5 Chemical and Electrical Synapses

Learning Objective 6: Outline the key differences between chemical and electrical synapses

The second major form of synaptic transmission is mediated by electrical synapses. At an electrical synapse, signals are transmitted from one cell to another by direct current flow through structures called gap junctions (Figure 9). Electrical synapses are less common than chemical synapses in our brain, but are often found in sensory systems (like the retina) and in non-neural tissues like epithelia, the liver, and heart. They play an especially important role in synchronizing groups of cells. In nonneuronal systems, only the phrase gap junction rather than the word synapse is used for such common cell-to-cell communication. In evolutionary terms, gap junction structures are ancient forms of cellular communication.

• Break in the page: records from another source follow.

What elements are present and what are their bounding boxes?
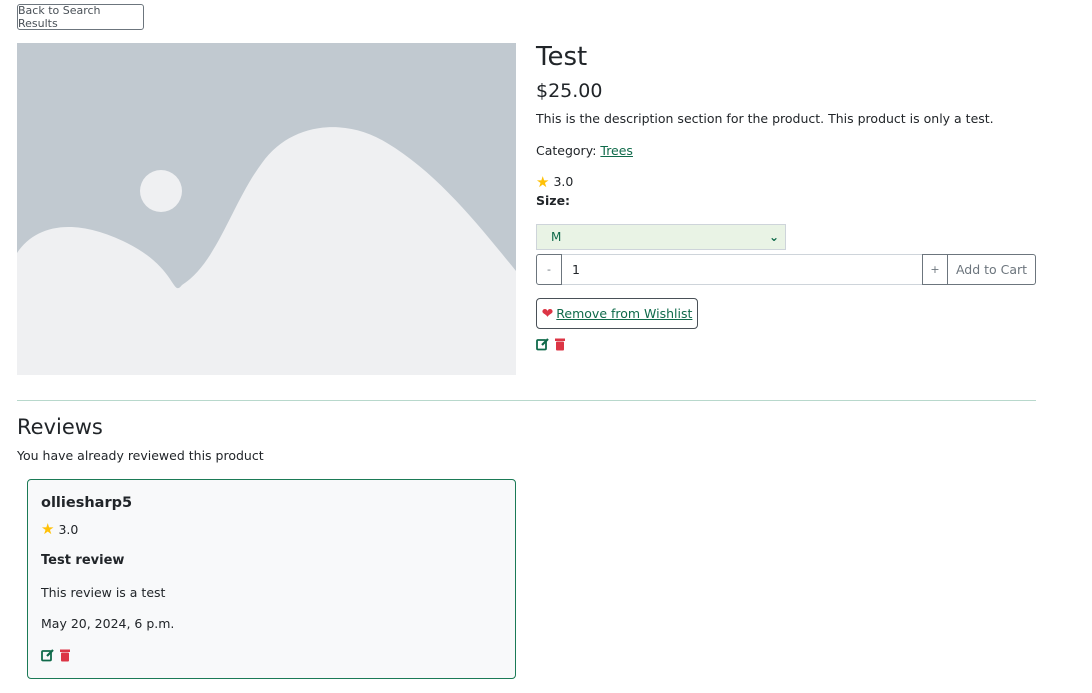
product-category: Category: Trees <box>536 142 633 160</box>
product-rating: ★ 3.0 <box>536 174 573 190</box>
rating-value: 3.0 <box>553 174 574 189</box>
category-label: Category: <box>536 143 597 158</box>
product-title: Test <box>536 42 588 72</box>
quantity-input[interactable]: 1 <box>562 254 922 285</box>
edit-review-icon[interactable] <box>41 648 55 662</box>
product-description: This is the description section for the … <box>536 111 994 126</box>
add-to-cart-button[interactable]: Add to Cart <box>948 254 1036 285</box>
delete-review-icon[interactable] <box>58 648 72 662</box>
review-card: olliesharp5 ★ 3.0 Test review This revie… <box>27 479 516 679</box>
star-icon: ★ <box>41 520 55 538</box>
chevron-down-icon: ⌄ <box>768 230 779 244</box>
wishlist-label: Remove from Wishlist <box>556 306 693 321</box>
review-actions <box>41 648 72 662</box>
category-link[interactable]: Trees <box>600 143 633 158</box>
already-reviewed-notice: You have already reviewed this product <box>17 448 264 463</box>
product-admin-actions <box>536 337 567 351</box>
heart-icon: ❤ <box>541 305 554 322</box>
review-body: This review is a test <box>41 585 166 600</box>
size-select[interactable]: M ⌄ <box>536 224 786 250</box>
edit-icon[interactable] <box>536 337 550 351</box>
review-rating: ★ 3.0 <box>41 521 78 537</box>
size-selected-value: M <box>551 230 562 244</box>
review-title: Test review <box>41 553 125 568</box>
section-divider <box>17 400 1036 401</box>
back-to-search-results-button[interactable]: Back to Search Results <box>17 4 144 30</box>
star-icon: ★ <box>536 173 550 191</box>
size-label: Size: <box>536 193 571 208</box>
quantity-stepper: - 1 + Add to Cart <box>536 254 1036 285</box>
product-price: $25.00 <box>536 80 603 102</box>
increment-button[interactable]: + <box>922 254 948 285</box>
image-placeholder-icon <box>17 43 516 375</box>
review-author: olliesharp5 <box>41 495 133 511</box>
review-date: May 20, 2024, 6 p.m. <box>41 616 175 631</box>
product-image-placeholder <box>17 43 516 375</box>
decrement-button[interactable]: - <box>536 254 562 285</box>
review-rating-value: 3.0 <box>58 521 79 537</box>
reviews-heading: Reviews <box>17 415 103 439</box>
remove-from-wishlist-button[interactable]: ❤ Remove from Wishlist <box>536 298 698 329</box>
trash-icon[interactable] <box>553 337 567 351</box>
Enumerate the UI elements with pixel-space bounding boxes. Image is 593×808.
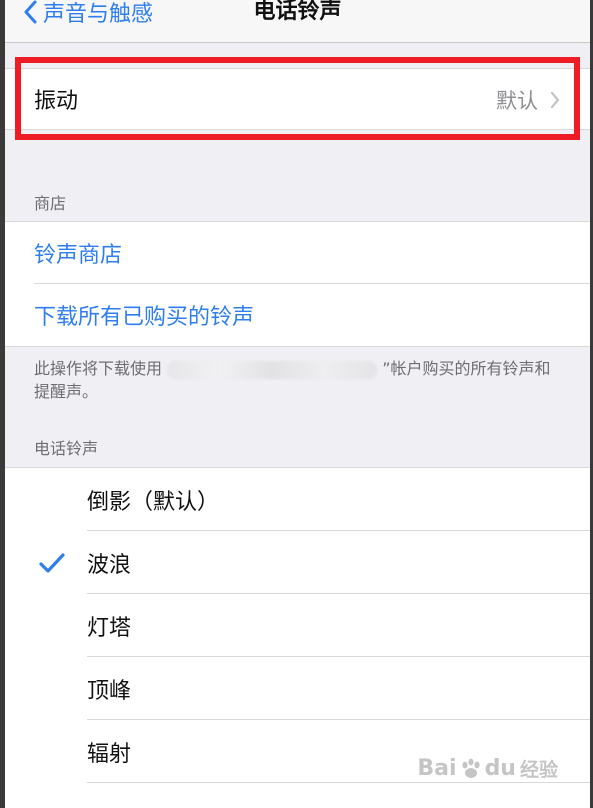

Gap junctions provide a non-selective conductance path between the two cells, permitting exchange of ions, second messengers, and small molecules between the cells. They are often identified based on their ability to pass small tracer molecules such as the yellow dye illustrated in Figure 10; here the dye was injected into one of the cells, and passed, via gap junctions, into the others. Because gap junctions provide a non-selective path for current to flow, they tend to equalize the voltage in the two cells. This is illustrated in Figure 11. If V1 > V2, current will flow from cell 1 to cell 2 and bring the voltages closer together. Vice-versa if V2 > V1. This property makes electrical synapses particularly good at synchronizing the electrical activity in populations of cells, a property essential for cell-to-cell propagation of action potentials in cardiac muscle.

Indeed, many cardiac diseases are marked by a disruption of normal patterns of gap junctions between the cells. Unfortunately, we have few good (i.e. specific) drugs that act on gap junctions. This hampers study of their function and the treatment of disorders associated with them.

 

A three-dimensional model of the gap-junction channel, based on X-ray and electron diffraction studies. A. The electrical synapse, or gap junction, is composed of numerous specialized channels that span the membranes of two neurons. These gap-junction channels allow current to pass directly from one cell to the other. The array of channels shown in the electron micrograph was isolated from the membrane of a rat liver. The tissue has been negatively stained, a technique that darkens the area around the channels and in the pores. Each channel appears hexagonal in outline. Magnification × 307,800. B. A gap-junction channel is actually a pair of hemichannels, one in each apposite cell that connects the cytoplasm of the two cells.
C. Each hemichannel, or connexon, is made up of six identical subunits called connexins. Each connexin is approximately 7.5 nm long and spans the cell membrane. A single connexin has intracellular N- and C-termini, including a short intra- cellular N-terminal α-helix (NTH), and four membrane-spanning α-helixes (1–4). There are regions of similarity in the amino acid sequences of gap-junction proteins from many different kinds of tissue. These include the transmembrane helixes and the extracellular regions, which are involved in the homophilic matching of apposite hemichannels. D. The connexins are arranged in such a way that a pore is formed in the center of the structure. The resulting connexon, with a pore diameter of approximately 1.5 to 2 nm, has a characteristic hexagonal outline, as shown in part A. In some gap-junction channels the pore is opened when the subunits rotate approximately 0.9 nm at the cytoplasmic base in a clock- wise direction.

The electrical synapse relies on current from one cell causing a voltage change in the connected cell. For this form of synaptic transmission to be effective, the two cells must have similar resistances. If the cells have very different resistances, current passed from the high resistance cell to the low resistance cell will not be very effective in changing its voltage. As an analogy, think of pressing a hot needle up against a cannon ball; the needle doesn’t do much to heat the cannon ball because of its small size. A hot cannon ball, pressed up against the second cannon ball, would be much more effective. These reasons, for example, make gap junctions unsuitable at our neuromuscular junctions where motoneuron axons are small compared to the muscle cells that they innervate.

Electrical transmission is graded and occurs even when the current in the presynaptic cell is below the threshold for an action potential. This can be demonstrated by depolarizing the presynaptic cell with a small current pulse through one electrode while the membrane potential is recorded with a second electrode. A subthreshold depolarizing stimulus causes a passive depolarization in the presynaptic and postsynaptic cells. (Depolarizing or outward current is indicated by an upward deflection.)